Caducée
Œuvre
Nom : Mercure inventant le caducée
Auteur : Jean Idrac
Date : 1878
Nature : Sculpture
Source : Musée d’Orsay
Œuvre
Trouvé sur le site des Tombes d’Astana, ce parchemin figure Fuxi et Nuwa enlacés en caducée et brandissant un compas et une équerre, ils sont entourés de divers constellations et des deux luminaires.
Auteur : Culture Chinoise
Date : III – VIII
Nature : Peinture sur parchemin
Source : Musée national de Corée
Œuvre
Nom : Gobelet à libation de Gudea dédié à Ningishzida figurant deux serpents enlacés.
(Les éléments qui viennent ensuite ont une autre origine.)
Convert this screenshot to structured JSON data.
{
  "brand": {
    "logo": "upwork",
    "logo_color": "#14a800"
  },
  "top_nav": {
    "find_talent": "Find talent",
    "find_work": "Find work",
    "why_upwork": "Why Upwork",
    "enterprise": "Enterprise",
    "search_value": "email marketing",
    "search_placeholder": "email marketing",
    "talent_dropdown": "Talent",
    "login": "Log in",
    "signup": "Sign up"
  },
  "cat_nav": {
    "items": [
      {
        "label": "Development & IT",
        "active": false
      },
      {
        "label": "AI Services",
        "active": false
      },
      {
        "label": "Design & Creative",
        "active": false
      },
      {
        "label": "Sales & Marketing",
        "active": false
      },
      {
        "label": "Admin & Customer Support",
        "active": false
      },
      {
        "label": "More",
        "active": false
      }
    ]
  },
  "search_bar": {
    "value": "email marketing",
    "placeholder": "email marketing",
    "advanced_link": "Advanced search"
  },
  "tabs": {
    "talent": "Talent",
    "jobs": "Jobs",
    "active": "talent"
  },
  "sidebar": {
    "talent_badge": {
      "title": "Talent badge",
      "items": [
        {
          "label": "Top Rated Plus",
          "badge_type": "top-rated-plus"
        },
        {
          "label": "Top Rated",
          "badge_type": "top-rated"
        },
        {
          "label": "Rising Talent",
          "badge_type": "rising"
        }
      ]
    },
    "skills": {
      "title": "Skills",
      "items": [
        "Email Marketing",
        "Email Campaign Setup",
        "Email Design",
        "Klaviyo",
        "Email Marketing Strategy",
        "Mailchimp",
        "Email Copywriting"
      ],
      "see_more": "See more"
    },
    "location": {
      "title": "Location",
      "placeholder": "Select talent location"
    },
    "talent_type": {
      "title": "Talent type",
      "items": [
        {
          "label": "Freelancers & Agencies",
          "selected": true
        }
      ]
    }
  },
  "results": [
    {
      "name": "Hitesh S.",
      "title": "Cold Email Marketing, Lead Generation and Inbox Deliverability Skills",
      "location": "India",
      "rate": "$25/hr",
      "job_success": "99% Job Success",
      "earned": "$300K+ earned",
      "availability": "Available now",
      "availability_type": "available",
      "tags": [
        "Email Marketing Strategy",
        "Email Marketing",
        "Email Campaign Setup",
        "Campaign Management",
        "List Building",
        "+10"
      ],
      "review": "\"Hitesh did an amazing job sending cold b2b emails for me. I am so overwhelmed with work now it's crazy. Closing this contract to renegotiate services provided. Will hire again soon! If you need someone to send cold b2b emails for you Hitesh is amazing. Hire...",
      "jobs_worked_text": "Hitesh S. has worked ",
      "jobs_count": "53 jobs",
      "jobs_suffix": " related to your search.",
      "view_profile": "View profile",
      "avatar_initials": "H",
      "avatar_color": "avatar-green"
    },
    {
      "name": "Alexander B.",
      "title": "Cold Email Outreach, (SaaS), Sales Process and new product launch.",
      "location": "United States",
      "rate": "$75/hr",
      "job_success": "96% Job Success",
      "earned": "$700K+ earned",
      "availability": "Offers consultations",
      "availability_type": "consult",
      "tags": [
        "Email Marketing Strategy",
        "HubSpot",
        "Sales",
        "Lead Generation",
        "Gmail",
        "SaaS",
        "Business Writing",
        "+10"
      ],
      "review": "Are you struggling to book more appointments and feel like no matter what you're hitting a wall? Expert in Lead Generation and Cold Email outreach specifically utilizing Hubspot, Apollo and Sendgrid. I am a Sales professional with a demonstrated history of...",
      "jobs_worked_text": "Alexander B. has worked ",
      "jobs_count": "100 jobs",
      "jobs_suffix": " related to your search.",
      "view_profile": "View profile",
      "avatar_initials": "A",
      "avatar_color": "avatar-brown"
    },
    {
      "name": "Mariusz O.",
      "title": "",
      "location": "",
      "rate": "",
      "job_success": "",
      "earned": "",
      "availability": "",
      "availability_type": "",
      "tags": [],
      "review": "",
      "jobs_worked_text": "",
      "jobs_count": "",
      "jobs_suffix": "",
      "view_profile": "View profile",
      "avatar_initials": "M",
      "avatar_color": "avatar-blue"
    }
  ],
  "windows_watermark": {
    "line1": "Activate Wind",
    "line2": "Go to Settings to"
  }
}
Auteur : Culture Sumérienne
Date : -2120
Nature : Artisanat
Source : Musée du Louvre
Œuvre
Nagakal montrant deux cobras enroulés en spirale, aboutissant autour d’un lingam et surplombés par une tête de makara.
Auteur : Culture Hindoue
Date : XVII – XVIII
Nature : Sculpture
Source : Bonhams
Œuvre
Nom : Cupidon messager
Auteur : Culture française
Date : XVIII
Nature : Huile sur toile
Source : Musée d’Art Métropolitain
⟴Données générales
Date de stabilisation | Lieu de la stabilisation | Lieu d’utilisation principal | Équivalents approximatifs | Éléments d’ensemble |
---|---|---|---|---|
≈ -2120 (Gobelet à libation de Gudea) | Mésopotamie | Occident | ↪ Axe du monde = Brahmadanda | ↟ Arbre ↟ Bâton de commandement ↟ Miroir ↟ Ouroboros |
⟴Descriptions
⟴Sens général
► Baguette de laurier ou d’olivier autour de laquelle s’enroulent deux serpents en sens inverse, roue du destin enveloppée autour d’un axe et présidant aux changements d’état, le κηρύκειον (kêrukeion) {bâton du héraut} est l’emblème d’Hermès, dieu psychopompe guidant les pèlerins vers leur destination post-mortem.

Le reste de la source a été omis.